Charles Devan Fulton Sr., 39, Charmell Latonya Potts, 31, Dominique Warner, 23, and Lawrence James Julian, 22, were in Galveston federal court today. They will remain in custody pending further criminal proceedings.
According to the allegations in the indictment, between June 1, 2014, through April 1, 2015, in the Galveston Division of the Southern District of Texas and elsewhere, the four individuals engaged in conspiracy to recruit, entice and harbor minors to engage in sex trafficking. Fulton aka “Black” or “Blacc,” Warner aka “Meathead,” Julian aka “Wolf” and Potts allegedly posted pictures and prostitution ads of the minor victims on websites. The charges further allege that Warner and Julian would transport the victims to their prostitution dates. Afterwards, Warner and Julian would allegedly transport the victims back to Fulton and Potts, who would keep all of the money the minors earned.
If convicted of conspiracy to commit sex trafficking, each defendant faces up to 30 years imprisonment, while the sex trafficking charges carry a minimum of 10 years and up to life in prison.
This case is being investigated by the FBI and Galveston Police Department with the assistance of the Galveston County District Attorney’s Office. Assistant U.S. Attorneys Sherri Zack and Julie Searle are prosecuting the case.

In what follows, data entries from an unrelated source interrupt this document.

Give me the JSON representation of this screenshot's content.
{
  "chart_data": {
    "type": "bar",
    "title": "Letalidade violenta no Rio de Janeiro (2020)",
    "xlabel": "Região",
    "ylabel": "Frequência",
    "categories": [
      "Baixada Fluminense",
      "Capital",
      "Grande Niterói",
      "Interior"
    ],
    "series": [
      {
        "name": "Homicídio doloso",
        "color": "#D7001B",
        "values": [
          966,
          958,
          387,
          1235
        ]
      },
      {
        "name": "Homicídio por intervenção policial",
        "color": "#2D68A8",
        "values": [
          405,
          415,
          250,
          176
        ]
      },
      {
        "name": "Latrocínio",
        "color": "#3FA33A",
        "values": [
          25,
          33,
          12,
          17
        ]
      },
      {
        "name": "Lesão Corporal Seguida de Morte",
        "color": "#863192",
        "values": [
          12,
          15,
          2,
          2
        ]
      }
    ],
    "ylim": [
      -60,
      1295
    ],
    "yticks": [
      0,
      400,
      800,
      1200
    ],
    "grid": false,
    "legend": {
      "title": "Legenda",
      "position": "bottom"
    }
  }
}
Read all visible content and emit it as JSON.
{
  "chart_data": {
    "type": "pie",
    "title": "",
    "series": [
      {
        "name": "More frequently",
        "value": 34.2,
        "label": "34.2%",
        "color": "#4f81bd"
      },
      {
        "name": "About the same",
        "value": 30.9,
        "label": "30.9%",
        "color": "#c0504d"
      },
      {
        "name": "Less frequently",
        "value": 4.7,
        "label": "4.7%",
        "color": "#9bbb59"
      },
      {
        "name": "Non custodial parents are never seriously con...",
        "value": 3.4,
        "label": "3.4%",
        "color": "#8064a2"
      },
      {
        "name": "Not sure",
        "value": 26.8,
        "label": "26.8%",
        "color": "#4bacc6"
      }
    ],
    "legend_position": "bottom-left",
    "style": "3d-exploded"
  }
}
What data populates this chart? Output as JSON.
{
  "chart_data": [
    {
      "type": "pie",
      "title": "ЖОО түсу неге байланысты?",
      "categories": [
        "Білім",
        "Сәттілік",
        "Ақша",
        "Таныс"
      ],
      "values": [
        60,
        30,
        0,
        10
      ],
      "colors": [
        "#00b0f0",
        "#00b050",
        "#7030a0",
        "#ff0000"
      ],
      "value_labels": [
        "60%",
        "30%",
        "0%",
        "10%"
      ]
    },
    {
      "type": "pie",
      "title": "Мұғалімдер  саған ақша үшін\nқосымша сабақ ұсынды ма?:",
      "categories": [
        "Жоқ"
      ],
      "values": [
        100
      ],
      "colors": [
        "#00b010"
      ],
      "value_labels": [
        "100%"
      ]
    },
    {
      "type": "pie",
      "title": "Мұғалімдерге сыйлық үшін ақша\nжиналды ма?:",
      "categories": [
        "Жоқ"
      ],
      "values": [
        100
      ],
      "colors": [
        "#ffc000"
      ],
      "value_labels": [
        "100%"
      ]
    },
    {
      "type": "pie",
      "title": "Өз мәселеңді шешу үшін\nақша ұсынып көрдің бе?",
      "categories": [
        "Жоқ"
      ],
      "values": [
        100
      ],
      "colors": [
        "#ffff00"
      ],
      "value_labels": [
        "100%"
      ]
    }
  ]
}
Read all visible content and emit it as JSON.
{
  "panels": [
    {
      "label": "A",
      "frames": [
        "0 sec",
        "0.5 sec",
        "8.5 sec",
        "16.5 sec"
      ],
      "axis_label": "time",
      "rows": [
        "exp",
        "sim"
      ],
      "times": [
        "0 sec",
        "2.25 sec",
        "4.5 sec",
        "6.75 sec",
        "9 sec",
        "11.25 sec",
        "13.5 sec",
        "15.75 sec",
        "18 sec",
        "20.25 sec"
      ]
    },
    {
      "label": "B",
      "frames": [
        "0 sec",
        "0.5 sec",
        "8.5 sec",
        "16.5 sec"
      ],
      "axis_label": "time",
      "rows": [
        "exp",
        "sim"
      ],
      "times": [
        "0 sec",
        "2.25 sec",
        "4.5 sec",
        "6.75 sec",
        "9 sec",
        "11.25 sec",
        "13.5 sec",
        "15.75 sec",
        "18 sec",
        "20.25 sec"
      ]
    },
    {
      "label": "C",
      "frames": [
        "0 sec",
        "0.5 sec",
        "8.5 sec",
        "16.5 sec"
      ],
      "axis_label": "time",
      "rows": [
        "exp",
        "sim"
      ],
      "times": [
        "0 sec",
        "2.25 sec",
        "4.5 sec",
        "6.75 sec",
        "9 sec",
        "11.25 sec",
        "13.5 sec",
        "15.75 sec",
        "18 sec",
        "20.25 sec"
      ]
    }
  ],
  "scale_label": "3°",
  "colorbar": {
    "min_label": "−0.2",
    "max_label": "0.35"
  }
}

This case was brought as part of Project Safe Childhood, a nationwide initiative launched in May 2006 by the Department of Justice to combat the growing epidemic of child sexual exploitation and abuse. Led by the United States Attorneys' Offices and the Criminal Division's Child Exploitation and Obscenity Section, Project Safe Childhood marshals federal, state and local resources to locate, apprehend and prosecute individuals who sexually exploit children, and to identify and rescue victims. For more information about Project Safe Childhood, please visit www.usdoj.gov/psc. For more information about internet safety education, please visit www.usdoj.gov/psc and click on the tab "resources."
An indictment is a formal accusation of criminal conduct, not evidence.
A defendant is presumed innocent unless convicted through due process of law.